El olor a siega se mezclaba con
el de pino que las ráfagas de cálido viento traían desde el monte. El calor de
aquel día, intenso, había forzado al campo a soltar su aroma. Dos años
escondido y aún se embriagaba con aquello. Por eso se había resistido a
marchar, a huir. Eso era de cobardes, y él no lo era. Aquella era su tierra, su
casa, su alma.
Una cosa es permanecer escondido,
en la retaguardia, esperando el momento propicio para volver a la lucha, y otra
bien distinta darse por vencido, perder la dignidad y la honra. Y entre día y
día de pesaroso cautiverio, tomaba valor para bajar al pueblo.
El verano no se lo ponía fácil,
porque despertaba en él más nostalgias que el invierno. Sobre todo cuando le
llegaba la música de lejos, la que tocaban en la plaza; que era como un
fantasma al que no veía pero que le poseía el cuerpo. Cerraba los ojos y en su
mente la veía bailar con su vestido nuevo. Pequeñas flores verdes sobre un
fondo malva.
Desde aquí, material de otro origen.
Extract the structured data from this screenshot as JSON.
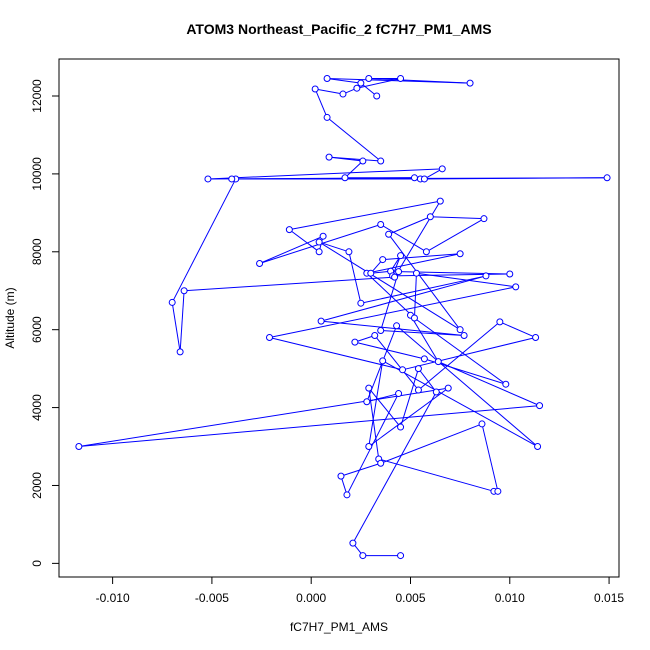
{
  "chart_data": {
    "type": "line",
    "title": "ATOM3 Northeast_Pacific_2 fC7H7_PM1_AMS",
    "xlabel": "fC7H7_PM1_AMS",
    "ylabel": "Altitude (m)",
    "xlim": [
      -0.0127,
      0.0155
    ],
    "ylim": [
      -350,
      12950
    ],
    "x_ticks": [
      -0.01,
      -0.005,
      0.0,
      0.005,
      0.01,
      0.015
    ],
    "x_tick_labels": [
      "-0.010",
      "-0.005",
      "0.000",
      "0.005",
      "0.010",
      "0.015"
    ],
    "y_ticks": [
      0,
      2000,
      4000,
      6000,
      8000,
      10000,
      12000
    ],
    "y_tick_labels": [
      "0",
      "2000",
      "4000",
      "6000",
      "8000",
      "10000",
      "12000"
    ],
    "grid": false,
    "line_color": "#0000ff",
    "marker": "open-circle",
    "series": [
      {
        "x": [
          0.0045,
          0.0026,
          0.0021,
          0.0063,
          0.0054,
          0.0045,
          0.0029,
          0.0034,
          0.0092,
          0.0094,
          0.0086,
          0.0035,
          0.0015,
          0.0018,
          0.0044,
          0.0028,
          0.0043,
          0.0114,
          0.0036,
          0.0029,
          0.0069,
          -0.0117,
          0.0115,
          0.0064,
          0.005,
          0.0098,
          0.0057,
          0.0022,
          0.0032,
          0.0054,
          0.0095,
          0.0113,
          0.0046,
          -0.0021,
          0.0103,
          0.0053,
          0.0052,
          0.0028,
          0.0075,
          0.0036,
          0.003,
          0.004,
          0.0045,
          0.0041,
          0.01,
          0.0044,
          0.0035,
          0.0077,
          0.0005,
          0.0088,
          0.0025,
          0.0019,
          0.0004,
          0.0075,
          0.0039,
          0.006,
          0.0087,
          0.0058,
          0.0035,
          -0.0026,
          0.0006,
          0.0004,
          -0.0011,
          0.0065,
          0.0042,
          -0.0064,
          -0.0066,
          -0.007,
          -0.0038,
          0.0055,
          0.0149,
          -0.004,
          0.0057,
          0.0066,
          -0.0052,
          0.0052,
          0.0017,
          0.0026,
          0.0009,
          0.0035,
          0.0008,
          0.0002,
          0.0016,
          0.0023,
          0.0045,
          0.0029,
          0.008,
          0.0008,
          0.0025,
          0.0033
        ],
        "y": [
          200,
          200,
          520,
          4400,
          5000,
          3500,
          4500,
          2680,
          1850,
          1850,
          3580,
          2570,
          2240,
          1760,
          4360,
          4150,
          6100,
          3000,
          5200,
          3000,
          4500,
          3000,
          4050,
          5180,
          6370,
          4600,
          5250,
          5680,
          5850,
          4450,
          6200,
          5800,
          4970,
          5800,
          7100,
          7450,
          6300,
          7450,
          7950,
          7800,
          7450,
          7500,
          7900,
          7380,
          7430,
          7490,
          5980,
          5850,
          6220,
          7380,
          6680,
          8000,
          8250,
          6000,
          8450,
          8900,
          8850,
          8000,
          8700,
          7700,
          8400,
          8000,
          8570,
          9300,
          7350,
          7000,
          5430,
          6700,
          9870,
          9870,
          9900,
          9870,
          9870,
          10130,
          9870,
          9900,
          9900,
          10330,
          10430,
          10330,
          11450,
          12180,
          12050,
          12200,
          12450,
          12450,
          12330,
          12450,
          12330,
          12000
        ]
      }
    ]
  }
}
Podía sentir bajo su mano ajada, su cintura y oler el perfume que
del pelo manaba.
No había luna, y como una
serpiente pegado al suelo se deslizó. Era casi amanecido, y la oscuridad le
propiciaba su objetivo. Por estar cerca de ella, le merecía la pena correr el
riesgo. Poder decirla, hablarla. Aunque ella no llegase a verle a él, aunque
fuera desde la distancia. Esos pequeños momentos le servían para continuar,
para resistir.
-¿Volverás?
-Te lo juro
-Por lo que más quieras.
-Por ti, que eres lo que más
quiero. ¿Y tú me esperarás?
-Siempre.
-¿Me serás fiel?
-Hasta que no respire
Ella cumplió, por eso cuando
llegaron a su casa. Los guardias, ella no habló. Ni con el dolor de los golpes
habló. Ni con la sangre corriéndole entre los muslos habló. No habló aquel día,
ni al siguiente, ni durante los cinco que la torturaron. Ella no habló y él lo
supo. Por eso no le quedaba otra que bajar de vez en cuando a visitarla. Para
poder decirla, hablarla. Aunque ella no llegase a verle a él, aunque fuera
desde la distancia.
-Estoy aquí, mi vida. Esta vez me
ha costado más. Vino ayer mi hermana, a traerme algo de comer, y me contó que
vuelven a buscarme. No se cansan. ¡Ya ves! Pero yo no me rindo. Eso nunca. Por
ti, por mí, por todos. Eso nunca. Aguardo sólo, para poder volver a la lucha.
¿Te acuerdas cuando le cantábamos a las estrellicas? Eras capaz de inventar
cada noche una copla nueva. Ahora, allí arriba, en el monte las canto yo. Así
me siento que estoy contigo. Sí. Estoy contigo.
Aquel día, había sido muy
caluroso, más de lo normal aún para un agosto de Jaén, por eso, susurrándole a
la novia, se quedó dormido. Se descuidó. Quizá sin saberlo del todo,
queriéndolo.
Al abrir los ojos, el sol le daba
en la cara.
-Levántese con las manos detrás
de la cabeza.
Aturdido. Miró alrededor. Y
paradójicamente no sintió miedo. Casi sintió alivio.
-¡Yo no me rindo!- gritó.
-No haga tonterías, y haga lo que
le decimos.
Los fusiles le apuntaban.
Miró el retrato de ella en el
mármol incrustado.
-Yo no me rindo. Sólo que me
dejen con ella.
El sepulturero le miraba a los
ojos.
-¿Me dejarás con ella?¿Aquí?- la
tumba de la novia señala.
Los fusiles apuntaban.
-Déjese de comedias y vengase al
cuartel.
Por los ojos, las lágrimas le
brotaban. ¡La rabia!
En es el suelo una herrumbrosa
cruz entre la paja asomaba. Se agachó, la cogió, y tras besarla, con ella y un
enérgico impulso, el pecho se traspasaba.
La sangre manó roja y corrió por
sus manos, por sus palmas. Cayó a la tierra y ya con ella se mezclaba.